I have had a request from a couple of people at the farmer's market I sell at for oatmeal and honey soap. The only oil that I use is Olive oil. I found one recipe on the internet that said for 1 pound of oil use 1/8 cup honey and 1/4 cup oatmeal--these were two different recipies--one for honey soap, and one for oatmeal. I want to make 1 soap with BOTH honey and oatmeal. Could you please advise on how much of these ingredients to use. Do I add the oatmeal and honey at trace? 
Thanks!
Christine


----------



## Anita Martin (Dec 26, 2007)

I don't know about olive oils soap specifically, but I make my coconut, canola, caster and shea butter "Oatmeal, Milk and Honey soap (a seven pound batch)with about 1/2 cup honey, and one cup very finely ground oatmeal. I add both at thin trace, although you could add before if you want to. I've used varying amounts of both the oatmeal and honey in the seven pound batch, and what I'm looking for is a med. dark brown soap with lots of "scrub", but not too much. So these amounts work well for me.
Good luck,
Anita


----------



## Kalne (Oct 25, 2007)

I add 1 tablespoon of fine ground oats per pound of oils and 1 teaspoon of honey. Since I don't use a SB much, if at all, after I add my lye, I will warm my honey and SB it into my oils first so it gets incorporated really well. For the oats, once my lye & milk are mixed in well I will pour some soap into a bowl with the oats and get it mixed well then dump into the main pot.

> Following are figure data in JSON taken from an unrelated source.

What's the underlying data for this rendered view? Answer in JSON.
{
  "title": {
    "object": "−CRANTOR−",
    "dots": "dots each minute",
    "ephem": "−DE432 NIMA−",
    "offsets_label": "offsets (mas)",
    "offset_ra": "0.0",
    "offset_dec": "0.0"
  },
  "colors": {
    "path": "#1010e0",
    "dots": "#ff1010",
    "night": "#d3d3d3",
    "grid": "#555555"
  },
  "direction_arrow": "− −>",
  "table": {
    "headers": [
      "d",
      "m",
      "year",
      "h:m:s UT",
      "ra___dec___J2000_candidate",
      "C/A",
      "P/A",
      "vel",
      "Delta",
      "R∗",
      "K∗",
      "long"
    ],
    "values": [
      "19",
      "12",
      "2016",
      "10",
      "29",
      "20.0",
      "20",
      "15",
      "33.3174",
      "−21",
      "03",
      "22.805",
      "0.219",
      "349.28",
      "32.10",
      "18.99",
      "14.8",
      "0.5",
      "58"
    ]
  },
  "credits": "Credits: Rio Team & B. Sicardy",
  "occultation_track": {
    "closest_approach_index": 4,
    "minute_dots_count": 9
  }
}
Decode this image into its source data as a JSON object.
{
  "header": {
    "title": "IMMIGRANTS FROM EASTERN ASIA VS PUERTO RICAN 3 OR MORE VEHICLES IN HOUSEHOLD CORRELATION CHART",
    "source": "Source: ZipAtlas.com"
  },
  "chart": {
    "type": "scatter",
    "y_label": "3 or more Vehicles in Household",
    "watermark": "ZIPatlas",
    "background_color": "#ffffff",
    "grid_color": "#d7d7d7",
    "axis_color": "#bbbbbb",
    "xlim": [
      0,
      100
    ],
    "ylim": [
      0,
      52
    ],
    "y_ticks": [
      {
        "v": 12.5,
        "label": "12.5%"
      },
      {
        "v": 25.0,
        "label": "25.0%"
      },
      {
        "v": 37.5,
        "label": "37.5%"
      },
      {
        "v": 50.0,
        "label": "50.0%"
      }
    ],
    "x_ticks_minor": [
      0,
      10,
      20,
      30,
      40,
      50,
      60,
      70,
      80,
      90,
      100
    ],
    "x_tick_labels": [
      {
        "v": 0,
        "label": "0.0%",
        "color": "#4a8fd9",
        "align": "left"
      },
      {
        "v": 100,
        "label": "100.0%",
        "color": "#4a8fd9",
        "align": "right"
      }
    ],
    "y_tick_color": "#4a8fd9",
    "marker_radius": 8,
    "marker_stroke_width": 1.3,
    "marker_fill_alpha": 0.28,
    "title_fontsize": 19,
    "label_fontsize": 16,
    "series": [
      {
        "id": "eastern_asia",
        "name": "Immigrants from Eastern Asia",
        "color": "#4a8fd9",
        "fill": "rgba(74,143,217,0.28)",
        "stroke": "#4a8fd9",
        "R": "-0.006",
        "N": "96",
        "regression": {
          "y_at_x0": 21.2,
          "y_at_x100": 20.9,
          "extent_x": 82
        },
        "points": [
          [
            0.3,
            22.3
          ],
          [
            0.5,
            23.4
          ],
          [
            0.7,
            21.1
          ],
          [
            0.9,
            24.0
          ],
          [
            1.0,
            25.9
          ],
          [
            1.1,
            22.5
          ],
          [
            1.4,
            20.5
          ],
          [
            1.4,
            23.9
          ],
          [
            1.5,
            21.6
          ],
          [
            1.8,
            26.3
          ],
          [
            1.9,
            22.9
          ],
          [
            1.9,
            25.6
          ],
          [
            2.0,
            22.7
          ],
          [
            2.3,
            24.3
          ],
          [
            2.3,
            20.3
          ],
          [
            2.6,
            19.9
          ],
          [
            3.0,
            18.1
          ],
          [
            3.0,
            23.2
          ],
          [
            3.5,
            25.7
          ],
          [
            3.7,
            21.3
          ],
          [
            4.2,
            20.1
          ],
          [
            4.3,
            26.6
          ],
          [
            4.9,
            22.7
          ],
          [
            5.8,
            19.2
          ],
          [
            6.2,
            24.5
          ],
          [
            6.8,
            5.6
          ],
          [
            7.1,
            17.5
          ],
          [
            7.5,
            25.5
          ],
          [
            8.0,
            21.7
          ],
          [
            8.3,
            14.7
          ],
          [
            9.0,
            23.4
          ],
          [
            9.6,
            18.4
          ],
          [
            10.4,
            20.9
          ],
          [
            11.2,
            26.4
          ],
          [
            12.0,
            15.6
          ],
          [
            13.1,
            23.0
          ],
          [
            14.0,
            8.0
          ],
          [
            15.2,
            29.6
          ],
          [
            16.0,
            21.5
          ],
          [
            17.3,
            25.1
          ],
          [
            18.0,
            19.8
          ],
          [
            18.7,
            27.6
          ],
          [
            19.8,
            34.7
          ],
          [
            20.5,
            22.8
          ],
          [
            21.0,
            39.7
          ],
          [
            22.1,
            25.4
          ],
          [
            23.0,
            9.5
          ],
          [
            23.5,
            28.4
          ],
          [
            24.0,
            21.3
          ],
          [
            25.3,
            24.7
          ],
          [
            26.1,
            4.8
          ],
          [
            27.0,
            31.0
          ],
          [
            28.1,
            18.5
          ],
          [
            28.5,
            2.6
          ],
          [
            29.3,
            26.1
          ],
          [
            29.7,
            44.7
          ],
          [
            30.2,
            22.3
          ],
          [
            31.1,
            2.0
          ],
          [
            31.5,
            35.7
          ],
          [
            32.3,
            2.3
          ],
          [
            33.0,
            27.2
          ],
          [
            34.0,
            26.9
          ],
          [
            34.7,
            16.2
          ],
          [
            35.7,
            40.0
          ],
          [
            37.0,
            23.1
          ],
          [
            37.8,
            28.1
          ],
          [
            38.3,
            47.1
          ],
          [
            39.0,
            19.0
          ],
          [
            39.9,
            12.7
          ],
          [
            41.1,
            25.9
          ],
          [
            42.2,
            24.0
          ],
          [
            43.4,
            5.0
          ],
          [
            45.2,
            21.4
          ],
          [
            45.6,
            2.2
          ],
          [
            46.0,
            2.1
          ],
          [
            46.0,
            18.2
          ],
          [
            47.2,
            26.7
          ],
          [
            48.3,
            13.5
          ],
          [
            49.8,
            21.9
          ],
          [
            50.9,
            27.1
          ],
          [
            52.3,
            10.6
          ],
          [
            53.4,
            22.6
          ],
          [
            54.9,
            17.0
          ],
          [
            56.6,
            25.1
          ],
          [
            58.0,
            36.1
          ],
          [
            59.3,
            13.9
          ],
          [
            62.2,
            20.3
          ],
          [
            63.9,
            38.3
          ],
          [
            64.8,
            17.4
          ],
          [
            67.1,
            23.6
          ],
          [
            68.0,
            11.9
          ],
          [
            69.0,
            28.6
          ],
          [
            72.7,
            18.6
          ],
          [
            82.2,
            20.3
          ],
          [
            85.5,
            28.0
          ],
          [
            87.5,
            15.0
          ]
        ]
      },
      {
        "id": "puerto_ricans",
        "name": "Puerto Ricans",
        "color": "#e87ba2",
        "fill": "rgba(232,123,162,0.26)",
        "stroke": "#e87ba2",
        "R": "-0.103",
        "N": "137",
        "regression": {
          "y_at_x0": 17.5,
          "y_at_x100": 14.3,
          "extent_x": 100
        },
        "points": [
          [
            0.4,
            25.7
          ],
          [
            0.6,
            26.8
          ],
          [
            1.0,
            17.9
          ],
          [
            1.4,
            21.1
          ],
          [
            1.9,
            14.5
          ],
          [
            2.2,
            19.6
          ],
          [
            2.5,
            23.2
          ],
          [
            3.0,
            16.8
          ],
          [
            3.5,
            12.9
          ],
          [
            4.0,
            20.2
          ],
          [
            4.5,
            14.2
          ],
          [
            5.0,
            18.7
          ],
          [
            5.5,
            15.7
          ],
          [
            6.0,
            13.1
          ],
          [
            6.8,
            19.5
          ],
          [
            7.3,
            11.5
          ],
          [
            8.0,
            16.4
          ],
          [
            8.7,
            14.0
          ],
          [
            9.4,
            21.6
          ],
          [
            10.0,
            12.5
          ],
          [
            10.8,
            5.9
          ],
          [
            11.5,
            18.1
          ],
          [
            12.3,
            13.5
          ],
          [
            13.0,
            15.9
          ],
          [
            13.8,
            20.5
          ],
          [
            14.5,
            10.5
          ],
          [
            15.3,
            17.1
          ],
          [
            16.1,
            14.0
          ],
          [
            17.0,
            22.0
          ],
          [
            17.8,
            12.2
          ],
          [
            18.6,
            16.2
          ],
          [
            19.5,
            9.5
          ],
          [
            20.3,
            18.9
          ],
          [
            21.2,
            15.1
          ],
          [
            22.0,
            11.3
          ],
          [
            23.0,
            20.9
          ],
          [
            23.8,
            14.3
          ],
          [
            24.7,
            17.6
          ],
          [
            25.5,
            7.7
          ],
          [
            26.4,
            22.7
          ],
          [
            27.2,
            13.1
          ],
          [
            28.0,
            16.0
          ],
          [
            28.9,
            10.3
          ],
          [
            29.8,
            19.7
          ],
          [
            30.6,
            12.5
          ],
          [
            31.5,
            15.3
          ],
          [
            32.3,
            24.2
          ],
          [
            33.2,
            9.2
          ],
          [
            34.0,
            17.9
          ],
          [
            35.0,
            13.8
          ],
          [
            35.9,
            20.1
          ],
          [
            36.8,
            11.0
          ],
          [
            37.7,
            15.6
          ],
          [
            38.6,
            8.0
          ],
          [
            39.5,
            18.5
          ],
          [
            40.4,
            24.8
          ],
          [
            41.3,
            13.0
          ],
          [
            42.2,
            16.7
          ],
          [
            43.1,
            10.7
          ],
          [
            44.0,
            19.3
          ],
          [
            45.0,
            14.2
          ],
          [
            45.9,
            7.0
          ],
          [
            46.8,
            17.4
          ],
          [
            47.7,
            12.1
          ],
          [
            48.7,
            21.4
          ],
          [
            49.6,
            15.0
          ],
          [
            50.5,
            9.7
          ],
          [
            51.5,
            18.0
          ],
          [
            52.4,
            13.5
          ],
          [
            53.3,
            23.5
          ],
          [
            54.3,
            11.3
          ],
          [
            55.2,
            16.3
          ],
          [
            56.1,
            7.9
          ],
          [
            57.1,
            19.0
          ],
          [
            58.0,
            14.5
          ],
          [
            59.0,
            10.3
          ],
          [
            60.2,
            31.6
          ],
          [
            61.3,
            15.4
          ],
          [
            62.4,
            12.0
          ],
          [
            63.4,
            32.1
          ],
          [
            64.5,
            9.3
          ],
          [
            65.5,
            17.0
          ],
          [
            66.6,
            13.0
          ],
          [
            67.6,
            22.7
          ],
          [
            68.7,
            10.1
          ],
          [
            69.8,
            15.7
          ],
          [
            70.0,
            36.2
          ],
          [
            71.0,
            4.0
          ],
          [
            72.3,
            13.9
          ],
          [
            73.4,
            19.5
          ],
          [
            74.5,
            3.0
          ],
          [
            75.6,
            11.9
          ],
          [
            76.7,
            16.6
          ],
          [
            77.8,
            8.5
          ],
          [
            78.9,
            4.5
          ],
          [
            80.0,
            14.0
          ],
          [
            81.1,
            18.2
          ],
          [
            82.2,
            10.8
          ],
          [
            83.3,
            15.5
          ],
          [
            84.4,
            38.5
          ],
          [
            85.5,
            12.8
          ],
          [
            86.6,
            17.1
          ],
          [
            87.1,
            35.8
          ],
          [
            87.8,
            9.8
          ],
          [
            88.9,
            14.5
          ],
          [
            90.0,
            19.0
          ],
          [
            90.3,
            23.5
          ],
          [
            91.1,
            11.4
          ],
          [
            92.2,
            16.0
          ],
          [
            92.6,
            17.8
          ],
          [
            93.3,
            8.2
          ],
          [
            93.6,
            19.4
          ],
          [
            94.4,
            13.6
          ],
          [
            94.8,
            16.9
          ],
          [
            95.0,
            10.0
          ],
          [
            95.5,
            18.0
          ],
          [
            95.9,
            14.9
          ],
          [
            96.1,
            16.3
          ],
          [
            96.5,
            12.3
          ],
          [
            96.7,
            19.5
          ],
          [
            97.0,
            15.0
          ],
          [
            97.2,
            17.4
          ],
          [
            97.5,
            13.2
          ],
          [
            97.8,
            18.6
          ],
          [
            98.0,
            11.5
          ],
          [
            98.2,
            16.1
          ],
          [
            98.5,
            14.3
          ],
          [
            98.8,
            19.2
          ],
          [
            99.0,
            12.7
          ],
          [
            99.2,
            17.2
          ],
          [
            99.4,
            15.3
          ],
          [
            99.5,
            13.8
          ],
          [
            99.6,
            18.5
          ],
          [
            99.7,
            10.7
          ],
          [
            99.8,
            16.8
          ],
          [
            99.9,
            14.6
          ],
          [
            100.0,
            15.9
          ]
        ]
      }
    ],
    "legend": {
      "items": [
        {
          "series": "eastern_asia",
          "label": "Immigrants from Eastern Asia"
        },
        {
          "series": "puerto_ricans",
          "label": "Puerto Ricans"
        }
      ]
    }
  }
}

Helps keep from getting clumps of oats.


----------



## goat girl (Dec 11, 2007)

Thanks! I'll let you know how it turns out!
Christine


----------



## NubianSoaps.com (Oct 26, 2007)

I use a big ole hand of oatmeal for each 2 pounds of soap and a squirt of honey. I let my stick blender grind up the oats for me and I put a squirt of honey in right before I pour. Putting in too much honey heats my soap up so much it destroys my textured tops. Vicki


----------



## mill-valley (Feb 22, 2008)

I just made this yesterday; I use 1 cup ground oatmeal (blender) and 2-3 tsp honey in a 5 lb batch. I like it light on the honey and heavy on the oatmeal.


----------



## Huminbird (Jul 22, 2008)

Does anyone find that their Oatmeal and Honey soap is quite a bit softer than their other soaps? I use the same recipe for all of my soaps pretty much and this one only lasts about half as long as a normal bar. Am I using to much honey or somesuch? I use 11oz of honey for a 12 lb batch. Is that to much?


----------



## Aja-Sammati (Oct 26, 2007)

I add beeswax to my OMH bars too, so they turn out quite hard. I use 1 t ppo of honey, & about 1 oz ground oats ppo.


----------